Where the condition is symptomatic, it usually presents as multiple painful ulcers.

45
Q

What are the symptoms of Herpes simplex virus?

A

Febrile flu-like prodrome (5-7 days). Myalgia and fever are the main systemic symptoms.

Tingling neuropathic pain in the genital area/buttocks/legs.

Extensive painful crops of blisters/ulcers in the genital area (including the vagina and cervix in women and the urethra in men).

Lesions are usually bilateral in primary disease (usually unilateral in recurrent cases).

Tender lymph nodes (inguinal).
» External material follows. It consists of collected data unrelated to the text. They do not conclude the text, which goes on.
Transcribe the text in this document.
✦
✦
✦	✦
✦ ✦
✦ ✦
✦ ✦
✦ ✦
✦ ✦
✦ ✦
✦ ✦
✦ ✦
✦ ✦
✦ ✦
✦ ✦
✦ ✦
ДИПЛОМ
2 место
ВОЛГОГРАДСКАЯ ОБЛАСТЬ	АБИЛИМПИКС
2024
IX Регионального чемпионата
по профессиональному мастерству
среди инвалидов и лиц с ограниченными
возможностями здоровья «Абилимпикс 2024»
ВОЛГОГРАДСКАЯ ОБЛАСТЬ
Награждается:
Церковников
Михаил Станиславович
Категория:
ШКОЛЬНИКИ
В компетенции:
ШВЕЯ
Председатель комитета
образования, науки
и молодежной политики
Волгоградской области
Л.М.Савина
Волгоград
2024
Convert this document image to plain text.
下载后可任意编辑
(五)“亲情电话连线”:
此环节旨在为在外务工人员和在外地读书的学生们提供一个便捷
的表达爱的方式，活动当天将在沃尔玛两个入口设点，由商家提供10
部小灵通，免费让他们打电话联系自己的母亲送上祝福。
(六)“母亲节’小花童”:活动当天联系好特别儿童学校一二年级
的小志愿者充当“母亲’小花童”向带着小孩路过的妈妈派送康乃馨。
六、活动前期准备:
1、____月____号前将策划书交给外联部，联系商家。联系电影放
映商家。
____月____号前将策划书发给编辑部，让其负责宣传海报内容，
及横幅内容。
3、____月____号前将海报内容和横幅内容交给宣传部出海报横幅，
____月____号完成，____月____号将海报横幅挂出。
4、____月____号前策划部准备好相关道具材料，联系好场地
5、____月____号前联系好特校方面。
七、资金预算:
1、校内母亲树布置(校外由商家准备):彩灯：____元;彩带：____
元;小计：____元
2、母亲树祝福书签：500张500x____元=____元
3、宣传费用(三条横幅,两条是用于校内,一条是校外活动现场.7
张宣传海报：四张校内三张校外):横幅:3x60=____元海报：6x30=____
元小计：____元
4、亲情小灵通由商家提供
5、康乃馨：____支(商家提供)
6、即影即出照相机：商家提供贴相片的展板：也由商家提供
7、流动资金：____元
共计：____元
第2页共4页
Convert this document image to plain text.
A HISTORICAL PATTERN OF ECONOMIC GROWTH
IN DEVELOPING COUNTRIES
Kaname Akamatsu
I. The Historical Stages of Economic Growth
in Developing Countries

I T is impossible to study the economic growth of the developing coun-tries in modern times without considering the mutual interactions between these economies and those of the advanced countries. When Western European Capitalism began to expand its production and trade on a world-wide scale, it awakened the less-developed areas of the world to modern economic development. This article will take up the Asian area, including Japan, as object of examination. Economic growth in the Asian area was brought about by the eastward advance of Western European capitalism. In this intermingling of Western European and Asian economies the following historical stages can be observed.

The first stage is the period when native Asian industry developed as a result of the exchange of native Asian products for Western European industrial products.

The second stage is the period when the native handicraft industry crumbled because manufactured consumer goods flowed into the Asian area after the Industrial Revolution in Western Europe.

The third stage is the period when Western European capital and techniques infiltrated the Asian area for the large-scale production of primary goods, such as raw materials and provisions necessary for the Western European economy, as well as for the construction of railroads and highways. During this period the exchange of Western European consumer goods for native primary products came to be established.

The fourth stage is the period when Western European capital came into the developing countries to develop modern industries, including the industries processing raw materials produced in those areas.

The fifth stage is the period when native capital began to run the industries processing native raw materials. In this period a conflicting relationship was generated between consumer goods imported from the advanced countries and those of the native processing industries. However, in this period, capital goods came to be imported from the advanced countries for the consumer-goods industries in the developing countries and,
Usually bilateral in primary disease.

Local oedema

Dysuria.

Vaginal or urethral discharge.

46
Q

Investigations for herpes simplex virus.

A

Viral culture

DNA detection using PCR of a swab from the base of an ulcer.

47
Q

Differential diagnosis of herpes simplex virus

A
Vulvo-vaginal candidiasis 
Gonorrhoea 
Non-gonococcal urethritis 
Syphilis 
BV
Scabies 
Psoriasis 
Reactive arthritis 
Herpes zoster
48
Q

Management of HSV

A

Advice includes:
Saline bathing (one teaspoon of salt in one pint of warm water).
Oral painkillers.
Topical lidocaine 5% gel or ointment is suitable analgesia.
Vaseline® or topical lidocaine may be applied to prevent pain during micturition.
Micturition whilst sitting in a bath can help prevent urinary retention.
Increase fluid intake to dilute urine to reduce pain during micturition.

-The British Association for Sexual Health and HIV (BASHH) guidelines advise first-line treatment should be five days of:
Aciclovir 400 mg three times daily; OR
Valaciclovir, 500 mg twice daily for five days.
-BASHH alternative regimens (also for five days) are:
Aciclovir 200 mg five times daily; OR
Famciclovir 250 mg three times daily.

49
Q

Complications of HSV

A

Autonomic neuropathy, resulting in urinary retention.
Aseptic meningitis.
Spread to extra-genital areas.
Secondary infection with candida or streptococci.
Perinatal transmission if the women is pregnant.
Psychological and psychosexual problems.